I get two equations for the spheres:
$$x^2+y^2+z^2=1 \\ x^2+y^2+(z-1)^2=1$$
I change them to spherical coordinates to obtain:
$$\iiint\limits_R \rho^3\left(\cos\phi\right)\left(\sin\phi\right)d\rho\,d\phi\,d\theta$$
Now, I would like to find the limits of integration and this is where I would need help.
I think that the limits for $\rho$ are:
$\rho=1$ and $\rho=2\cos\phi$
I don't know the limits of $\phi$, I would say that one of them is $\,{\pi}/{3}\,$ as $\,2\cos\phi=1$.
And finally, the limits of $\theta$ are just from $0$ to $2\pi$.

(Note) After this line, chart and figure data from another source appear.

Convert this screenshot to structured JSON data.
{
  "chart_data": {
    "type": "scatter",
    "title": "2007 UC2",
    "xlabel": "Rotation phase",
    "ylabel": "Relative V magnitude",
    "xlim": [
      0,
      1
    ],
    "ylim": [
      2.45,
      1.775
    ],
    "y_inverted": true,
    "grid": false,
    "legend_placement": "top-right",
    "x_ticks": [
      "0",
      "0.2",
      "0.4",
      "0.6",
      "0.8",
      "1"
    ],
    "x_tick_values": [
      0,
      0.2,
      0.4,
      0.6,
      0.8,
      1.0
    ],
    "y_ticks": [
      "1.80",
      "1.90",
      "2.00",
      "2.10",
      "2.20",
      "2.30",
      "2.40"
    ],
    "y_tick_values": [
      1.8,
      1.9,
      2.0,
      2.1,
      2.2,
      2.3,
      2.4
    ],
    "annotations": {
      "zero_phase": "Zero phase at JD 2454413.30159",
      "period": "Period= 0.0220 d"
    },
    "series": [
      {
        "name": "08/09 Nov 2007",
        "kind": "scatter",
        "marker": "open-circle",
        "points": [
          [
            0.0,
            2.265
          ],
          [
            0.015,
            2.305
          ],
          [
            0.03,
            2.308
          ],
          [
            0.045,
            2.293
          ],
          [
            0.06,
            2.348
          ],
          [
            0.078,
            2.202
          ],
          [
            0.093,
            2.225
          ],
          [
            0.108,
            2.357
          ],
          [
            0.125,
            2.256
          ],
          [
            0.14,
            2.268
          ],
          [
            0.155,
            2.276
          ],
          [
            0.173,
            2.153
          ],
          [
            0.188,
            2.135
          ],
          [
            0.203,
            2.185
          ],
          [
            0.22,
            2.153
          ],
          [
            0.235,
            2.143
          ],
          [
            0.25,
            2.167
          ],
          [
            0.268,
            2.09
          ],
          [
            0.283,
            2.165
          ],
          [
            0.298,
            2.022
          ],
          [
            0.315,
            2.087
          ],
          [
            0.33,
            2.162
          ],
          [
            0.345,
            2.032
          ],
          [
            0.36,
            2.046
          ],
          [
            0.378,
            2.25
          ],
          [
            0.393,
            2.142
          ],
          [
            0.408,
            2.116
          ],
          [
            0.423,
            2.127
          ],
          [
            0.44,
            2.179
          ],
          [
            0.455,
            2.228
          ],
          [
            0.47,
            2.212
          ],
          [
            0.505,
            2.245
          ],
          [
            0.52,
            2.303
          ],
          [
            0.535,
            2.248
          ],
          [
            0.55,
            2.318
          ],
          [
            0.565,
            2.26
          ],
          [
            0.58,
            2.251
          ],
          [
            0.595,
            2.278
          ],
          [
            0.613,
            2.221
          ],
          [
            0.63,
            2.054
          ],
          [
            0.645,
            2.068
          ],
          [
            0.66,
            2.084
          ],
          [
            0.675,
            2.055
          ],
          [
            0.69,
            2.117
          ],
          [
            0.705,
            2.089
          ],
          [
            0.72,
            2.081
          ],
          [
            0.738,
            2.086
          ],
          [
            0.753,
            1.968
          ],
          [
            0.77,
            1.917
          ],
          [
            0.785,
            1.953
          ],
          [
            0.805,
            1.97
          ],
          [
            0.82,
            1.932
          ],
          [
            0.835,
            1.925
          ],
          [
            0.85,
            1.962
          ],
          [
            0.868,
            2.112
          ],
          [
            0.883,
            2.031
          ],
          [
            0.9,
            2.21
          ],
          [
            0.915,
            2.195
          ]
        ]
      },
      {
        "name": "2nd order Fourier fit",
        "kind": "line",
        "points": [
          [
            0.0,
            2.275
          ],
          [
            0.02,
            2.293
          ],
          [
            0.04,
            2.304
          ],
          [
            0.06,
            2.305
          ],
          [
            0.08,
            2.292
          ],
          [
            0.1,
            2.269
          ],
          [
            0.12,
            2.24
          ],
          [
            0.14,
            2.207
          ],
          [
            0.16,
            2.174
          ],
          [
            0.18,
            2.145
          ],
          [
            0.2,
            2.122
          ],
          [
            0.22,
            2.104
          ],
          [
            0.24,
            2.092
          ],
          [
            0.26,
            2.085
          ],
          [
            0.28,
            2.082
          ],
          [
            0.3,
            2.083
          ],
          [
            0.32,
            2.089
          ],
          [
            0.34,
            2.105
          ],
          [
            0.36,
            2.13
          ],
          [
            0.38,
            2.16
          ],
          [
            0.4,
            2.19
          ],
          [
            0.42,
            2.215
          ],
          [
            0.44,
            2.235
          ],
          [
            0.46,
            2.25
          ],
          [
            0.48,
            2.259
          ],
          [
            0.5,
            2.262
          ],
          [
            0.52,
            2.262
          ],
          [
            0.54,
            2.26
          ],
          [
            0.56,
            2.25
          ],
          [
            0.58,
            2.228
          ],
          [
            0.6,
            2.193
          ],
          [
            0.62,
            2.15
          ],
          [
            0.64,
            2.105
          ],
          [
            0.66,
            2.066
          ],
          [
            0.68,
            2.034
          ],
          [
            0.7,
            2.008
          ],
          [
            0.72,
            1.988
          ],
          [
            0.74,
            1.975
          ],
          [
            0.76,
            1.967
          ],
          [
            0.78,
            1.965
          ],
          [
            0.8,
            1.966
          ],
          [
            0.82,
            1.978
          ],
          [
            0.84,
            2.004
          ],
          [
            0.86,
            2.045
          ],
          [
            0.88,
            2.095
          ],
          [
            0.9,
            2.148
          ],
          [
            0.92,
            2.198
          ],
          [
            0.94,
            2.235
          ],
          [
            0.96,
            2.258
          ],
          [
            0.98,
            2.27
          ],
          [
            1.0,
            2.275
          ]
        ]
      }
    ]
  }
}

So, how can I find the limits of integration and also do I have to separate the integral for each sphere?
Best Answer
The problem is $R$ cannot be described as only one region: in spherical coordinates it is the union of two regions $R_1$ and $R_2$: $$ R_1=\{(\rho,\theta,\phi)\;|\; 0 \le \theta \le 2\pi ,0 \le \rho \le 1,0\le \phi \le \pi/3\}\\ R_2=\{(\rho,\theta,\phi)\;|\; 0 \le \theta \le 2\pi ,0 \le \rho \le 2\cos\phi,\pi/3\le \phi \le \pi/2\} $$ Therefore, the integral equals $$ \iiint_Rz\; dV = \iiint_{R_1\cup R_2}z\; dV = \iiint_{R_1}z\; dV+\iiint_{R_2}z\; dV = \frac{5\pi}{24} $$ Alternatively, you can do this in one shot in cylindrical coordinates: $$ R= \{(r,\theta,z)\;|\; 0 \le \theta \le 2\pi ,0 \le r \le \frac{\sqrt{3}}{2},1-\sqrt{1-r^2}\le z \le \sqrt{1-r^2}\} $$ You can check that the answer is again $\frac{5\pi}{24}$.